Birmingham City Council has come up with a way to help promote social distancing in green spaces, and that’s mowing two metres channels in the grass.
As lockdown restrictions eased yesterday, and exercise became unlimited across England, there were still concerns over how it would be safely implemented. Some councils have decided to keep parks shut for the moment. Plus, some car parks across the country are still closed due to issues with social distancing.
However, Birmingham City Council has decided to take a different approach, and that’s to mow channels into green spaces to promote the two-metre rule.
The council explained that it has 591 parks and open spaces across the area, each varying in size. Cllr John O’Shea said, “By cutting these channels, we will be making our parks more usable – and usable in a safer way.” He also added that it would not be easy to enforce the social distancing rules, but this is one way to help address the current situation.
The grass is cut this way in a bid to make a visual guide for visitors to the city’s green spaces. At the moment, it is not clear how effective it will be, but the council hopes that people will use common sense and follow the government guidelines.

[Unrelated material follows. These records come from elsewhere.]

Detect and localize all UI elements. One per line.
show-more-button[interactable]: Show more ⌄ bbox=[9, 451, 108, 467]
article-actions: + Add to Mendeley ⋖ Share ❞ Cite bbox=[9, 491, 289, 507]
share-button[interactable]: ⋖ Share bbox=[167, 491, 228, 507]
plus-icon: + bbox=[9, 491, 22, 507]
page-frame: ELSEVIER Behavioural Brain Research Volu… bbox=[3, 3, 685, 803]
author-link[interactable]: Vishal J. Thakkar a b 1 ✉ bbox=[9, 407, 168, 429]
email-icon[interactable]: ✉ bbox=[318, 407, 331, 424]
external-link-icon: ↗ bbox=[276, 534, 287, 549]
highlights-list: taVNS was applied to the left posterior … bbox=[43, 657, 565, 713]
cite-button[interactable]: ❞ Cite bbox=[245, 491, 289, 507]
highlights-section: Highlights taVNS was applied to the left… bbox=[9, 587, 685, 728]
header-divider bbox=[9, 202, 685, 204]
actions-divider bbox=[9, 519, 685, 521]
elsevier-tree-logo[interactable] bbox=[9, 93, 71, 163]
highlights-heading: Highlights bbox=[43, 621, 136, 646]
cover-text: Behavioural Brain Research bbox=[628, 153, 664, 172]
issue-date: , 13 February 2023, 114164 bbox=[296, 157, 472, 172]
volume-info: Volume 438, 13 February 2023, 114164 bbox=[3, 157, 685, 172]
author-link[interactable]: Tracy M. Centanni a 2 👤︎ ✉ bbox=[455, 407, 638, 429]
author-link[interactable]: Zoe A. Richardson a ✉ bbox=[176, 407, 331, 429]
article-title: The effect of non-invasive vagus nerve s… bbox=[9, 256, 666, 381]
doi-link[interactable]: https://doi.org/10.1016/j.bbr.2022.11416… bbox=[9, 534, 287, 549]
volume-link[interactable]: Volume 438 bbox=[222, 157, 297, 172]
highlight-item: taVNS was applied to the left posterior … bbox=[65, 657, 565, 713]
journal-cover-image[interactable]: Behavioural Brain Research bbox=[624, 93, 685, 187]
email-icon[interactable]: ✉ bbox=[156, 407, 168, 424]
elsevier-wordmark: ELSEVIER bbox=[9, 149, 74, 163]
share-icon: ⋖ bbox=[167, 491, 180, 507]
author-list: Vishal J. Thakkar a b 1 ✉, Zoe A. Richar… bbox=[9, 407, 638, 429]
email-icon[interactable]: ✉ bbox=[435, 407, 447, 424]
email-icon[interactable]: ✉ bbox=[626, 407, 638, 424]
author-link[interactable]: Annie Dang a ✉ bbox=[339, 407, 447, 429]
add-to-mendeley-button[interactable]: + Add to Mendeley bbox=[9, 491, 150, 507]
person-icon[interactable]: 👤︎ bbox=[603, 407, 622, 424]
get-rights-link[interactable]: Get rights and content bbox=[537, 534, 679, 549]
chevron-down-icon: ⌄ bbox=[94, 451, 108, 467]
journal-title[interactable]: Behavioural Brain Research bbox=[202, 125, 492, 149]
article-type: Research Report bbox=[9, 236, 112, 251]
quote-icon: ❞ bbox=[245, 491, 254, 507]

The Prime Minister recently told MPs that “good solid British common sense” had worked throughout the first phase, and he was sure it would work for the second stage.
What are other councils doing to enforce social distancing?
Local authorities up and down the country have issued a range of advice and guidance on the current situation with more as the week unfolds.
However, in light of the relaxation on where you can exercise, some are urging people not to travel outside of their local area for day trips.
Yesterday, Devon Live reported that many people travelled to the popular beauty spot of Dartmoor as soon as the restrictions were lifted. The spot of Haytor was busy, and the car parks were re-opened for visitors. A spokesman for the park said, “We look forward to welcoming visitors back to Dartmoor. Our priority is to help people remain safe – those who come to exercise and the people who live and work in the National Park.”
Speaking with BBC Spotlight last night, a spokesman’s for the park explained that the public needs to be considerate of the area and residents while visiting. This is also true if they are stopping in nearby villages or towns.
Many councils are also urging people to refrain from having BBQs and fires in public places. This isn’t just a safety issue for people; it’s also a strain on the emergency services at a time where they are needed elsewhere.
It’s not just parks and the countryside that have sparked attention. People flocking to beaches are another concern. In the last few days, the RNLI has issued warnings for people looking to go into the sea and said lifeguards would not be present.